Friday, February 28, 2014

Friday Favorites

We're nearing the end of Restaurant Week here in the Twin Cities. For us this meant a feast at Fogo on Tuesday. Deeeeelicious! It's nice to get a little taste (literally) of how that other half dines, but for those of us who can't always fork out a fortune for a forkful, here are just five of my many favorite local eateries that are much lighter on the wallet:

The best part about this place: we are right across the street! It's a fantastic fast casual sit-down or take-out place with offerings from soups and salads to sandwiches and salmon, chicken or steak entrees. Even better? Its bakery has to-die-for desserts from cakes and cupcakes to mini-pies and cookies to its heavenly caramel pull-apart. 
My favorites: The Tuna Melt and the yum! Veggie Sandwich - and every dessert they make.

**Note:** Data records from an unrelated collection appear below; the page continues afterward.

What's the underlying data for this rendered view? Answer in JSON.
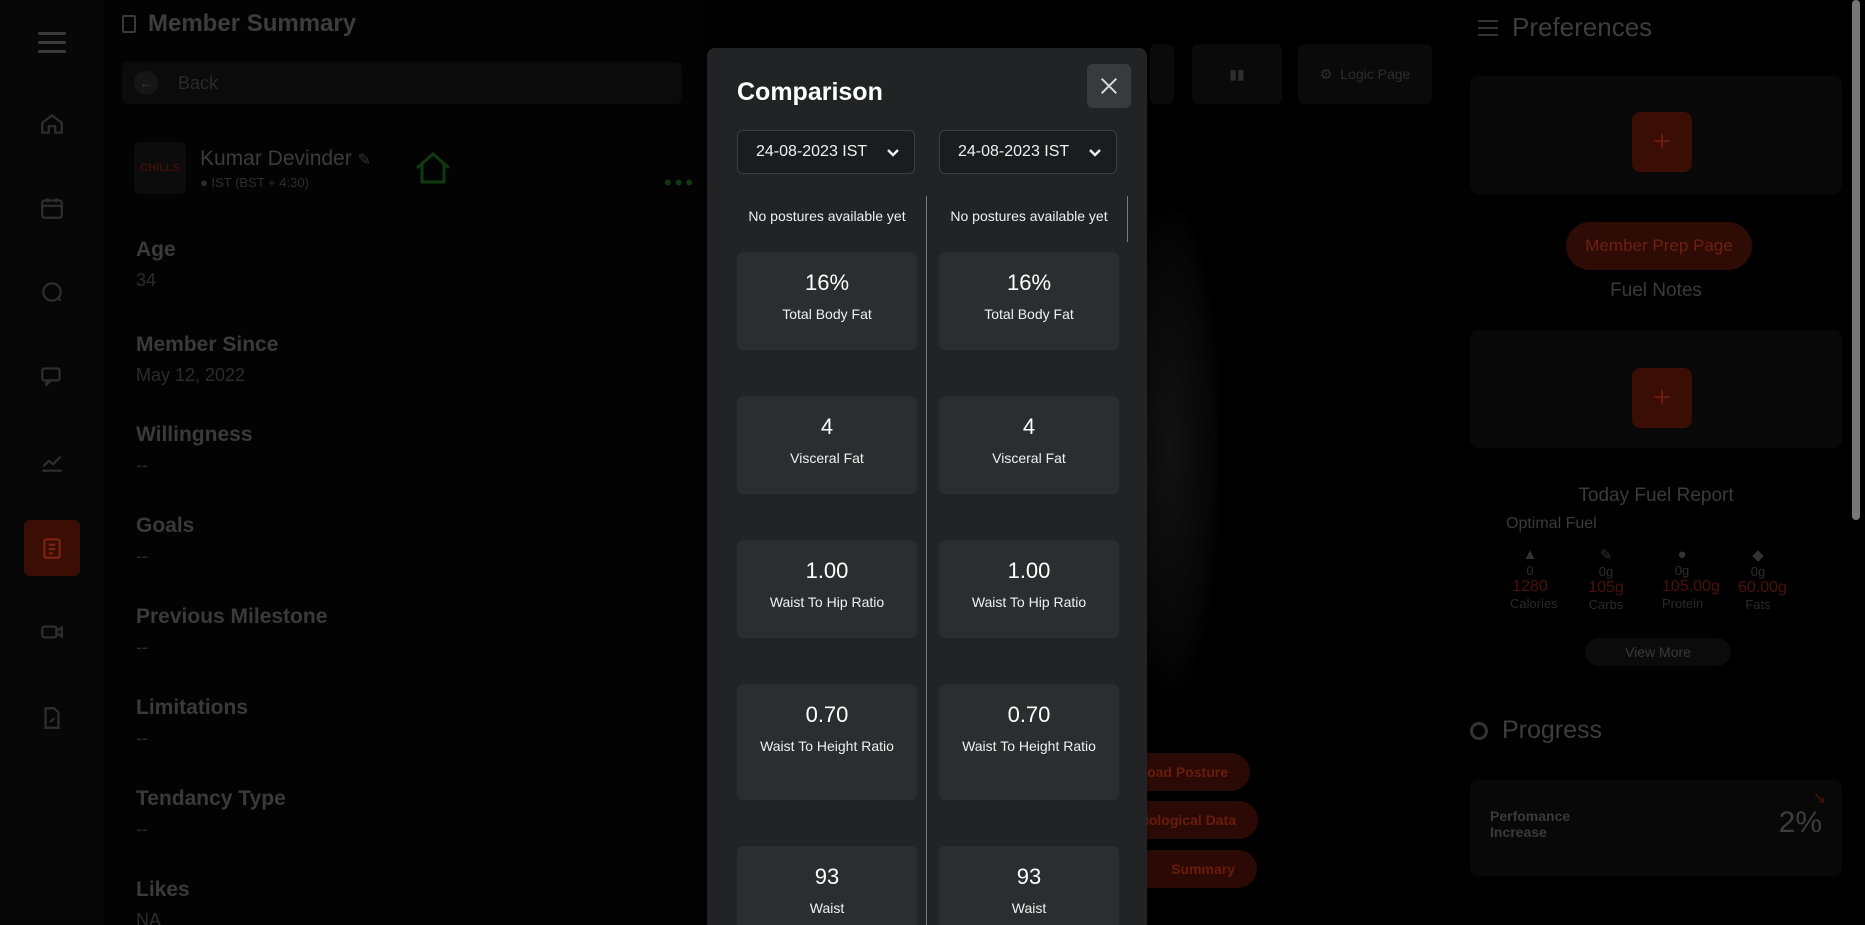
{
  "summary": {
    "title": "Member Summary",
    "back_label": "Back",
    "logo_text": "CHILLS",
    "name": "Kumar Devinder",
    "timezone": "IST (BST + 4:30)",
    "fields": [
      {
        "label": "Age",
        "value": "34"
      },
      {
        "label": "Member Since",
        "value": "May 12, 2022"
      },
      {
        "label": "Willingness",
        "value": "--"
      },
      {
        "label": "Goals",
        "value": "--"
      },
      {
        "label": "Previous Milestone",
        "value": "--"
      },
      {
        "label": "Limitations",
        "value": "--"
      },
      {
        "label": "Tendancy Type",
        "value": "--"
      },
      {
        "label": "Likes",
        "value": "NA"
      }
    ]
  },
  "middle": {
    "logic_page_label": "Logic Page",
    "pills": [
      "Load Posture",
      "Physiological Data",
      "Summary"
    ]
  },
  "preferences": {
    "title": "Preferences",
    "member_prep_label": "Member Prep Page",
    "fuel_notes_label": "Fuel Notes",
    "fuel_report_title": "Today Fuel Report",
    "optimal_fuel_label": "Optimal Fuel",
    "fuel": [
      {
        "icon": "flame-icon",
        "eaten": "0",
        "target": "1280",
        "name": "Calories"
      },
      {
        "icon": "pen-icon",
        "eaten": "0g",
        "target": "105g",
        "name": "Carbs"
      },
      {
        "icon": "drumstick-icon",
        "eaten": "0g",
        "target": "105.00g",
        "name": "Protein"
      },
      {
        "icon": "avocado-icon",
        "eaten": "0g",
        "target": "60.00g",
        "name": "Fats"
      }
    ],
    "view_more_label": "View More",
    "progress_title": "Progress",
    "performance_label": "Perfomance Increase",
    "performance_value": "2%"
  },
  "modal": {
    "title": "Comparison",
    "left_date": "24-08-2023 IST",
    "right_date": "24-08-2023 IST",
    "no_postures": "No postures available yet",
    "metrics": [
      {
        "value": "16%",
        "label": "Total Body Fat"
      },
      {
        "value": "4",
        "label": "Visceral Fat"
      },
      {
        "value": "1.00",
        "label": "Waist To Hip Ratio"
      },
      {
        "value": "0.70",
        "label": "Waist To Height Ratio"
      },
      {
        "value": "93",
        "label": "Waist"
      }
    ]
  },
  "colors": {
    "modal_bg": "#222325",
    "card_bg": "#2c2d30",
    "accent": "#e8401c"
  }
}
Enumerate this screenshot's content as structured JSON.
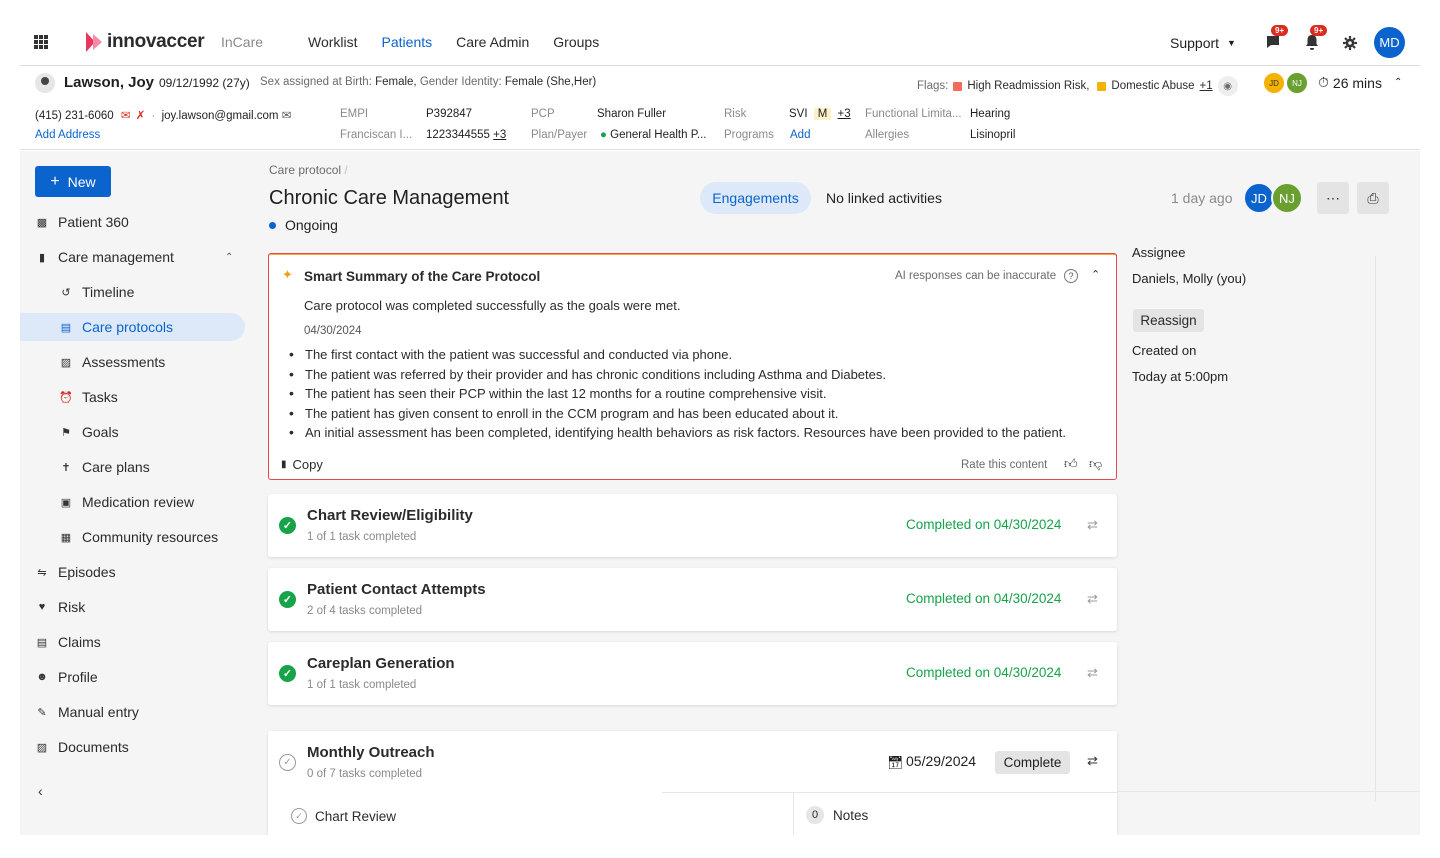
{
  "header": {
    "logo_text": "innovaccer",
    "product": "InCare",
    "nav": [
      "Worklist",
      "Patients",
      "Care Admin",
      "Groups"
    ],
    "active_nav": "Patients",
    "support": "Support",
    "chat_badge": "9+",
    "notif_badge": "9+",
    "user_initials": "MD"
  },
  "patient": {
    "name": "Lawson, Joy",
    "dob": "09/12/1992 (27y)",
    "sex_label": "Sex assigned at Birth:",
    "sex_value": "Female,",
    "gender_label": "Gender Identity:",
    "gender_value": "Female (She,Her)",
    "flags_label": "Flags:",
    "flag1": "High Readmission Risk,",
    "flag1_color": "#f26b5b",
    "flag2": "Domestic Abuse",
    "flag2_color": "#f5b301",
    "flag_more": "+1",
    "team1": "JD",
    "team2": "NJ",
    "timer": "26 mins"
  },
  "info": {
    "phone": "(415) 231-6060",
    "email": "joy.lawson@gmail.com",
    "add_address": "Add Address",
    "empi_label": "EMPI",
    "empi_value": "P392847",
    "org_label": "Franciscan I...",
    "org_value": "1223344555",
    "org_more": "+3",
    "pcp_label": "PCP",
    "pcp_value": "Sharon Fuller",
    "plan_label": "Plan/Payer",
    "plan_value": "General Health P...",
    "risk_label": "Risk",
    "svi_label": "SVI",
    "svi_level": "M",
    "svi_more": "+3",
    "programs_label": "Programs",
    "programs_add": "Add",
    "func_label": "Functional Limita...",
    "func_value": "Hearing",
    "allergies_label": "Allergies",
    "allergies_value": "Lisinopril"
  },
  "sidebar": {
    "new_label": "New",
    "items": [
      {
        "label": "Patient 360"
      },
      {
        "label": "Care management"
      },
      {
        "label": "Timeline"
      },
      {
        "label": "Care protocols"
      },
      {
        "label": "Assessments"
      },
      {
        "label": "Tasks"
      },
      {
        "label": "Goals"
      },
      {
        "label": "Care plans"
      },
      {
        "label": "Medication review"
      },
      {
        "label": "Community resources"
      },
      {
        "label": "Episodes"
      },
      {
        "label": "Risk"
      },
      {
        "label": "Claims"
      },
      {
        "label": "Profile"
      },
      {
        "label": "Manual entry"
      },
      {
        "label": "Documents"
      }
    ]
  },
  "protocol": {
    "breadcrumb": "Care protocol",
    "title": "Chronic Care Management",
    "status": "Ongoing",
    "engagements": "Engagements",
    "no_linked": "No linked activities",
    "updated": "1 day ago",
    "av1": "JD",
    "av2": "NJ"
  },
  "summary": {
    "title": "Smart Summary of the Care Protocol",
    "ai_note": "AI responses can be inaccurate",
    "body": "Care protocol was completed successfully as the goals were met.",
    "date": "04/30/2024",
    "points": [
      "The first contact with the patient was successful and conducted via phone.",
      "The patient was referred by their provider and has chronic conditions including Asthma and Diabetes.",
      "The patient has seen their PCP within the last 12 months for a routine comprehensive visit.",
      "The patient has given consent to enroll in the CCM program and has been educated about it.",
      "An initial assessment has been completed, identifying health behaviors as risk factors. Resources have been provided to the patient."
    ],
    "copy": "Copy",
    "rate": "Rate this content"
  },
  "tasks": [
    {
      "title": "Chart Review/Eligibility",
      "progress": "1 of 1 task completed",
      "status": "Completed on 04/30/2024"
    },
    {
      "title": "Patient Contact Attempts",
      "progress": "2 of 4 tasks completed",
      "status": "Completed on 04/30/2024"
    },
    {
      "title": "Careplan Generation",
      "progress": "1 of 1 task completed",
      "status": "Completed on 04/30/2024"
    }
  ],
  "outreach": {
    "title": "Monthly Outreach",
    "progress": "0 of 7 tasks completed",
    "due": "05/29/2024",
    "complete": "Complete",
    "subtask": "Chart Review",
    "notes_count": "0",
    "notes_label": "Notes"
  },
  "right": {
    "assignee_label": "Assignee",
    "assignee_value": "Daniels, Molly (you)",
    "reassign": "Reassign",
    "created_label": "Created on",
    "created_value": "Today at 5:00pm"
  },
  "colors": {
    "primary": "#0b63ce",
    "success": "#16a34a",
    "danger": "#d92d20"
  }
}
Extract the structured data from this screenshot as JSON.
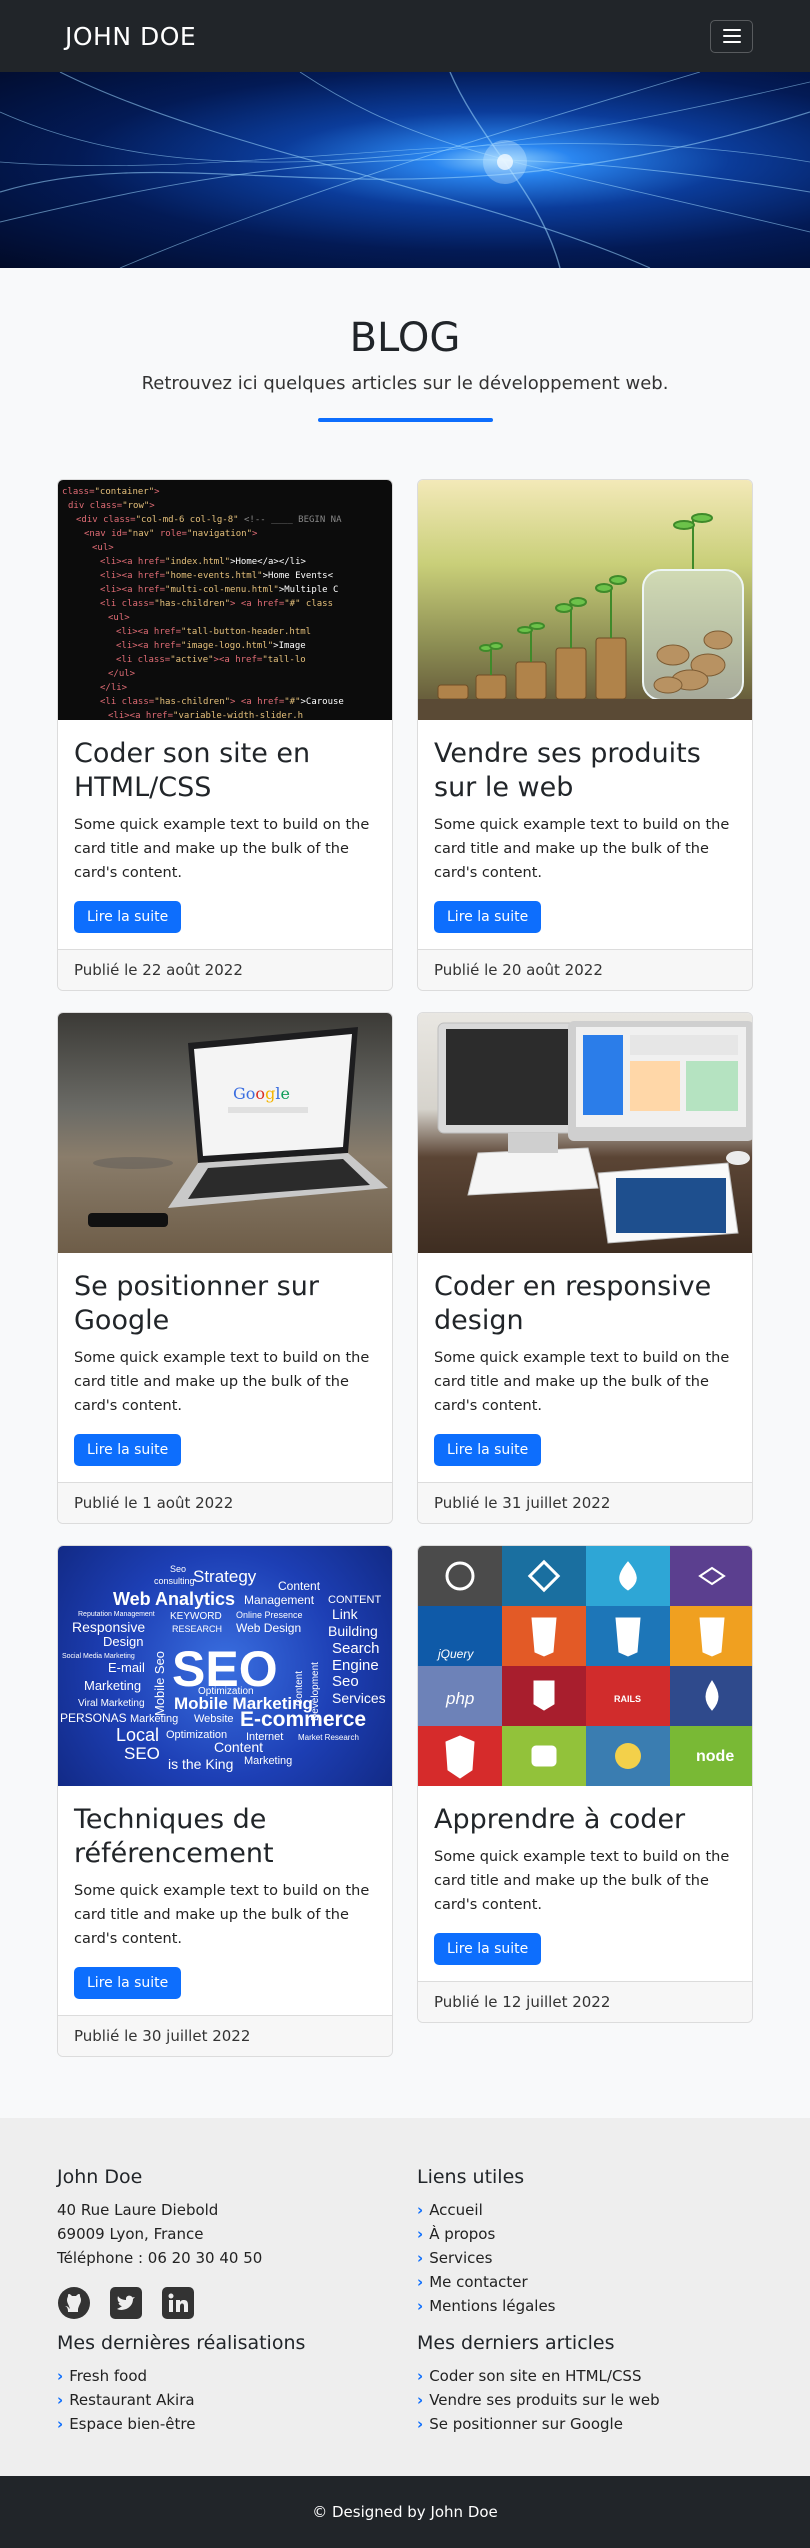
{
  "navbar": {
    "brand": "JOHN DOE",
    "menu_icon": "hamburger-icon"
  },
  "blog": {
    "title": "BLOG",
    "subtitle": "Retrouvez ici quelques articles sur le développement web."
  },
  "cards": [
    {
      "title": "Coder son site en HTML/CSS",
      "text": "Some quick example text to build on the card title and make up the bulk of the card's content.",
      "button": "Lire la suite",
      "date": "Publié le 22 août 2022",
      "image": "code-editor-image"
    },
    {
      "title": "Vendre ses produits sur le web",
      "text": "Some quick example text to build on the card title and make up the bulk of the card's content.",
      "button": "Lire la suite",
      "date": "Publié le 20 août 2022",
      "image": "coins-plants-image"
    },
    {
      "title": "Se positionner sur Google",
      "text": "Some quick example text to build on the card title and make up the bulk of the card's content.",
      "button": "Lire la suite",
      "date": "Publié le 1 août 2022",
      "image": "laptop-google-image"
    },
    {
      "title": "Coder en responsive design",
      "text": "Some quick example text to build on the card title and make up the bulk of the card's content.",
      "button": "Lire la suite",
      "date": "Publié le 31 juillet 2022",
      "image": "devices-image"
    },
    {
      "title": "Techniques de référencement",
      "text": "Some quick example text to build on the card title and make up the bulk of the card's content.",
      "button": "Lire la suite",
      "date": "Publié le 30 juillet 2022",
      "image": "seo-wordcloud-image",
      "image_words": [
        "Seo",
        "consulting",
        "Strategy",
        "Content",
        "Web Analytics",
        "Management",
        "CONTENT",
        "Reputation Management",
        "KEYWORD",
        "Online Presence",
        "Link",
        "Responsive",
        "RESEARCH",
        "Web Design",
        "Building",
        "Design",
        "Search",
        "Social Media Marketing",
        "Engine",
        "E-mail",
        "SEO",
        "Seo",
        "Marketing",
        "Mobile Seo",
        "Content",
        "Development",
        "Optimization",
        "Viral Marketing",
        "Mobile Marketing",
        "Services",
        "PERSONAS",
        "Marketing",
        "Website",
        "E-commerce",
        "Local",
        "Optimization",
        "Internet",
        "Market Research",
        "SEO",
        "Content",
        "is the King",
        "Marketing"
      ]
    },
    {
      "title": "Apprendre à coder",
      "text": "Some quick example text to build on the card title and make up the bulk of the card's content.",
      "button": "Lire la suite",
      "date": "Publié le 12 juillet 2022",
      "image": "tech-logos-image",
      "image_labels": [
        "jQuery",
        "php",
        "RAILS",
        "node"
      ]
    }
  ],
  "footer": {
    "contact": {
      "title": "John Doe",
      "address1": "40 Rue Laure Diebold",
      "address2": "69009 Lyon, France",
      "phone": "Téléphone : 06 20 30 40 50"
    },
    "social": [
      "github-icon",
      "twitter-icon",
      "linkedin-icon"
    ],
    "links": {
      "title": "Liens utiles",
      "items": [
        "Accueil",
        "À propos",
        "Services",
        "Me contacter",
        "Mentions légales"
      ]
    },
    "realisations": {
      "title": "Mes dernières réalisations",
      "items": [
        "Fresh food",
        "Restaurant Akira",
        "Espace bien-être"
      ]
    },
    "articles": {
      "title": "Mes derniers articles",
      "items": [
        "Coder son site en HTML/CSS",
        "Vendre ses produits sur le web",
        "Se positionner sur Google"
      ]
    }
  },
  "copyright": "© Designed by John Doe",
  "colors": {
    "primary": "#0d6efd",
    "dark": "#212529",
    "light": "#f8f9fa"
  }
}
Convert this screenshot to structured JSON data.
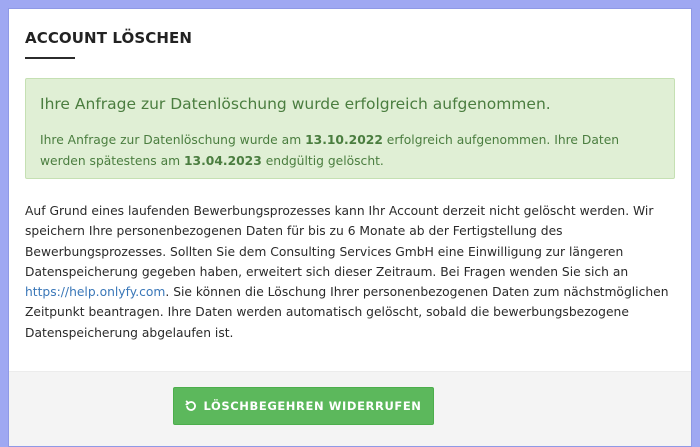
{
  "page": {
    "title": "ACCOUNT LÖSCHEN"
  },
  "alert": {
    "heading": "Ihre Anfrage zur Datenlöschung wurde erfolgreich aufgenommen.",
    "body_prefix": "Ihre Anfrage zur Datenlöschung wurde am ",
    "request_date": "13.10.2022",
    "body_middle": " erfolgreich aufgenommen. Ihre Daten werden spätestens am ",
    "deletion_date": "13.04.2023",
    "body_suffix": " endgültig gelöscht."
  },
  "content": {
    "text_before_link": "Auf Grund eines laufenden Bewerbungsprozesses kann Ihr Account derzeit nicht gelöscht werden. Wir speichern Ihre personenbezogenen Daten für bis zu 6 Monate ab der Fertigstellung des Bewerbungsprozesses. Sollten Sie dem Consulting Services GmbH eine Einwilligung zur längeren Datenspeicherung gegeben haben, erweitert sich dieser Zeitraum. Bei Fragen wenden Sie sich an ",
    "link_text": "https://help.onlyfy.com",
    "text_after_link": ". Sie können die Löschung Ihrer personenbezogenen Daten zum nächstmöglichen Zeitpunkt beantragen. Ihre Daten werden automatisch gelöscht, sobald die bewerbungsbezogene Datenspeicherung abgelaufen ist."
  },
  "footer": {
    "revoke_button_label": "LÖSCHBEGEHREN WIDERRUFEN",
    "revoke_button_icon": "undo-icon"
  },
  "colors": {
    "background": "#9fa8f2",
    "alert_background": "#e0efd5",
    "alert_text": "#4a7d3f",
    "button": "#5cb85c",
    "link": "#3a77b8"
  }
}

Boasting the best Juicy Lucy creations, this is the only place you need to go for a burger. The fries and tots are great - but the fried green beans are the best you'll ever have. 
My favorites: The Jiffy Burger and the Bangkok Blucy.

With a location also just down the street from us, yes, this is the place Obama mentioned in his State of the Union. Aside from dishing out some of the best food service wages, they also serve some of the best wood-fire pizzas you'll ever have - and a surprisingly delightful artichoke dip. There are so many amazing combinations to choose from, but I usually create a very simple one of my own: Margherita with two additional toppings - garlic and feta.

No better diner breakfast exists. Always crowded, with genuine staff and heaping plates of endless cheesy, greasy-but-not-too greasy concoctions or pancakes and hot chocolate overflowing with whipped cream, there is nowhere else I'd rather be on a weekend morning. Jared is in love with their huevos rancheros, but I always go with the 'Lisa's.'

 You are simply not allowed to go to a concert or event at the
Xcel center without stopping here first for amazing Italian food served cafeteria-style in a fun atmosphere surrounded by more Italian food via an Italian market and pastry/dessert display. The pizza is wonderful, but I always get the lasagna. I need to branch out, though, because it all looks too good to keep passing up. The gelato is by far my favorite part of the visit.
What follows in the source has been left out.